Map of the Week: The Land of Chocolate

Chocolate, made from the cocoa bean, is the world’s favorite sweet. Cocoa and chocolate have influenced the world more than most realize. The lure of sweet cocoa seeds was a primary incentive for European powers to pursue colonial interests in the New World, and chocolate has often been used as currency during wartime. Hot cocoa is among the most popular winter beverages, and cocoa is used as candy in almost every major holiday. Cocoa products have pervaded much of our society, so for this week’s Map of the Week, we looked at where cocoa is coming from and where it’s going to.

Cocoa pods on a Côte d’Ivoire cocoa plantation.
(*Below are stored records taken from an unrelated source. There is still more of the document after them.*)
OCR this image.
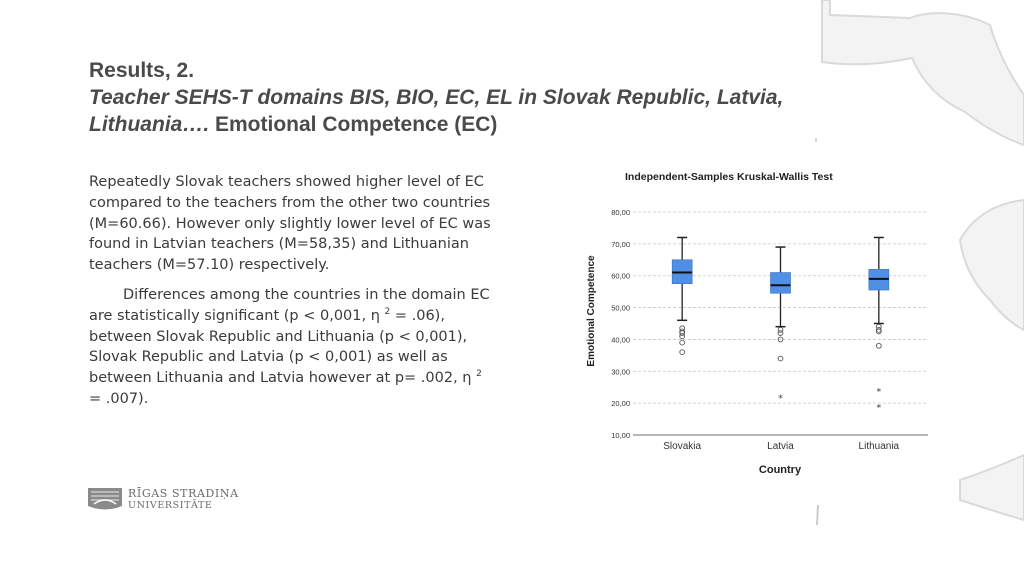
Results, 2.
Teacher SEHS-T domains BIS, BIO, EC, EL in Slovak Republic, Latvia,
Lithuania…. Emotional Competence (EC)

Repeatedly Slovak teachers showed higher level of EC compared to the teachers from the other two countries (M=60.66). However only slightly lower level of EC was found in Latvian teachers (M=58,35) and Lithuanian teachers (M=57.10) respectively.

Differences among the countries in the domain EC are statistically significant (p < 0,001, η $^2$ = .06), between Slovak Republic and Lithuania (p < 0,001), Slovak Republic and Latvia (p < 0,001) as well as between Lithuania and Latvia however at p= .002, η $^2$ = .007).

10,00
20,00
30,00
40,00
50,00
60,00
70,00
80,00
*
*
*
Slovakia	Latvia	Lithuania
Independent-Samples Kruskal-Wallis Test
Emotional Competence
Country
RĪGAS STRADIŅA
UNIVERSITĀTE
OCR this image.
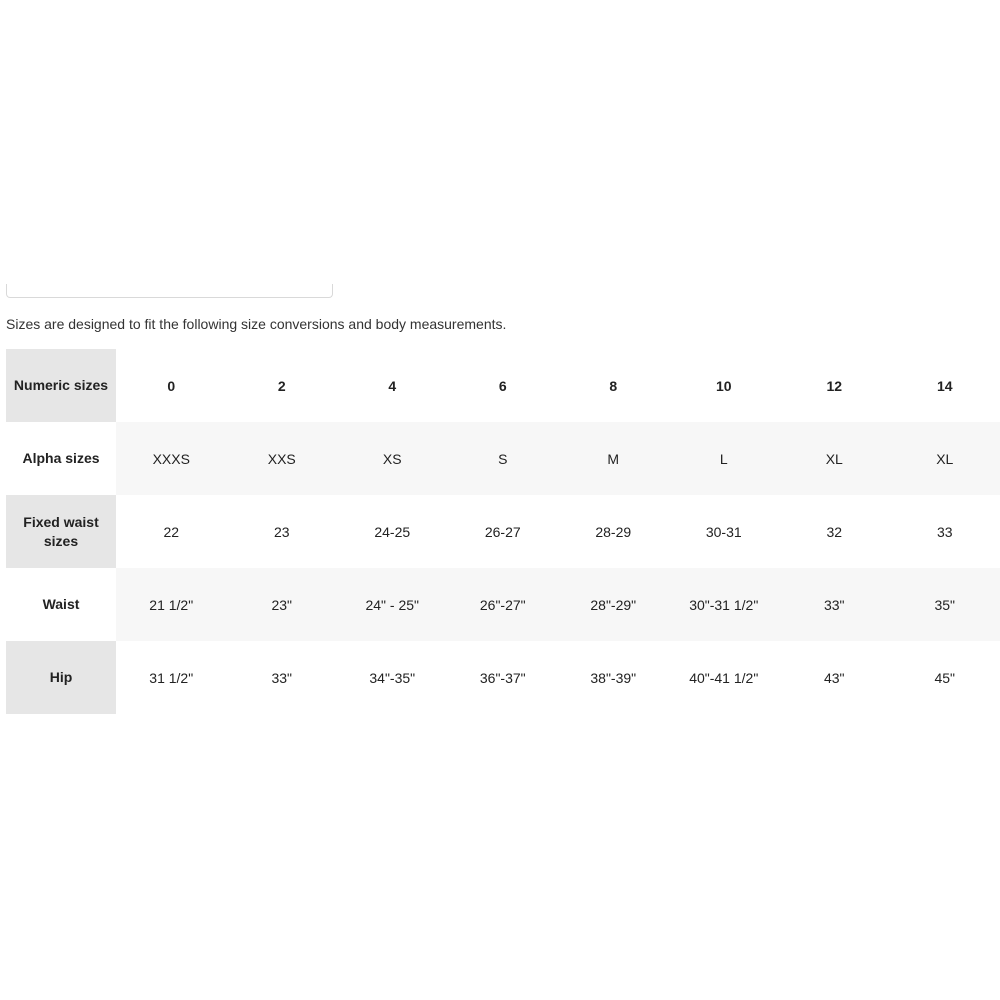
Sizes are designed to fit the following size conversions and body measurements.
Numeric sizes	0	2	4	6	8	10	12	14
Alpha sizes	XXXS	XXS	XS	S	M	L	XL	XL
Fixed waist sizes	22	23	24-25	26-27	28-29	30-31	32	33
Waist	21 1/2"	23"	24" - 25"	26"-27"	28"-29"	30"-31 1/2"	33"	35"
Hip	31 1/2"	33"	34"-35"	36"-37"	38"-39"	40"-41 1/2"	43"	45"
The cocoa bean is indigenous to the Amazon Basin and grows inside large seeds on the cocoa tree. These trees can grow in any similar environment, and due to the forces of globalization, many cocoa plantations have appeared all over the world. While Indonesia and Papua New Guinea in Southeast Asia and Peru and Ecuador in South America are large centers of cocoa production, it is Western Africa that produces the overwhelming majority of the world’s cocoa. Western Africa produces nearly 75% of all the world’s cocoa, with Côte d’Ivoire producing almost 40% of the world’s total alone. Cocoa production is the primary industry of many of these states, with tens of millions of workers there dependent on the industry.
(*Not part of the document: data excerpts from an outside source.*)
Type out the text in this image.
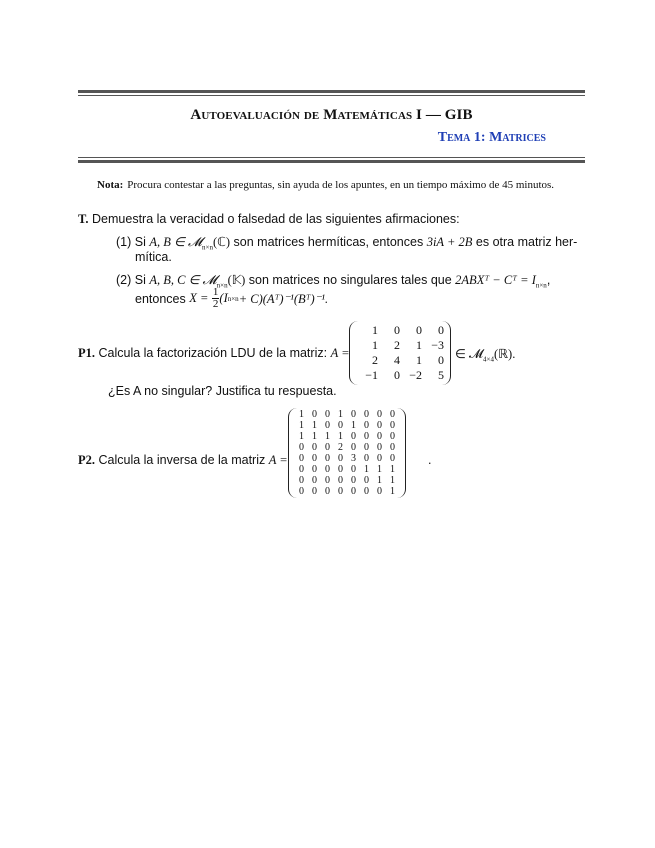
Autoevaluación de Matemáticas I — GIB
Tema 1: Matrices
Nota: Procura contestar a las preguntas, sin ayuda de los apuntes, en un tiempo máximo de 45 minutos.
T. Demuestra la veracidad o falsedad de las siguientes afirmaciones:
(1) Si A, B ∈ 𝓜$_{n\times n}$(ℂ) son matrices hermíticas, entonces 3iA + 2B es otra matriz her-
mítica.
(2) Si A, B, C ∈ 𝓜$_{n\times n}$(𝕂) son matrices no singulares tales que 2ABXᵀ − Cᵀ = $I_{n\times n}$,
entonces
X =
$\frac{1}{2} (I$ n×n + C)(Aᵀ)⁻¹(Bᵀ)⁻¹.
P1. Calcula la factorización LDU de la matriz: A =
1	0	0	0
1	2	1	−3
2	4	1	0
−1	0	−2	5
∈ 𝓜$_{4\times 4}$(ℝ).
¿Es A no singular? Justifica tu respuesta.
P2. Calcula la inversa de la matriz A =
1	0	0	1	0	0	0	0
1	1	0	0	1	0	0	0
1	1	1	1	0	0	0	0
0	0	0	2	0	0	0	0
0	0	0	0	3	0	0	0
0	0	0	0	0	1	1	1
0	0	0	0	0	0	1	1
0	0	0	0	0	0	0	1
.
Many Dutch eat chocolate on their morning toast.

So if most of the cocoa is be grown on West African plantations, where is it being shipped to? The processed cocoa beans are shipped all over the world, but primarily, it goes to Europe. Europe imports more than 50% of the world’s cocoa. Who is the most prolific European cocoa importer? That would be the Dutch, importing just under 25% of all cocoa produced, an admirable achievement for such a geographically small country. Even the United States, which has over 300 million more citizens than the Netherlands, only imports 15% of all cocoa.

Lindt and Toblerone are popular Swiss products.

This is not to say that the Dutch consume the most chocolate. The Netherlands simply imports the most cocoa from the producers, and then process it further into consumable forms and sell it further. In terms of top chocolate consumption, the honor goes to the Swiss, who, per capita, eat more chocolate than anyone else on Earth. Again, European countries top the list of chocolate consumers, with the only non-European country, the United States, coming in ninth.

One thing that is noticeable on the map is that, when shown on the same scale, the imports of cocoa are much more evenly spread than the exports. Western Africa has countries that export more than 30-40% of the world’s cocoa each, whereas no country has that kind of monopoly over imports. After the Netherlands, imports drop quickly, with the vast majority being between 5-10%. While cocoa production is concentrated, consumption is widespread.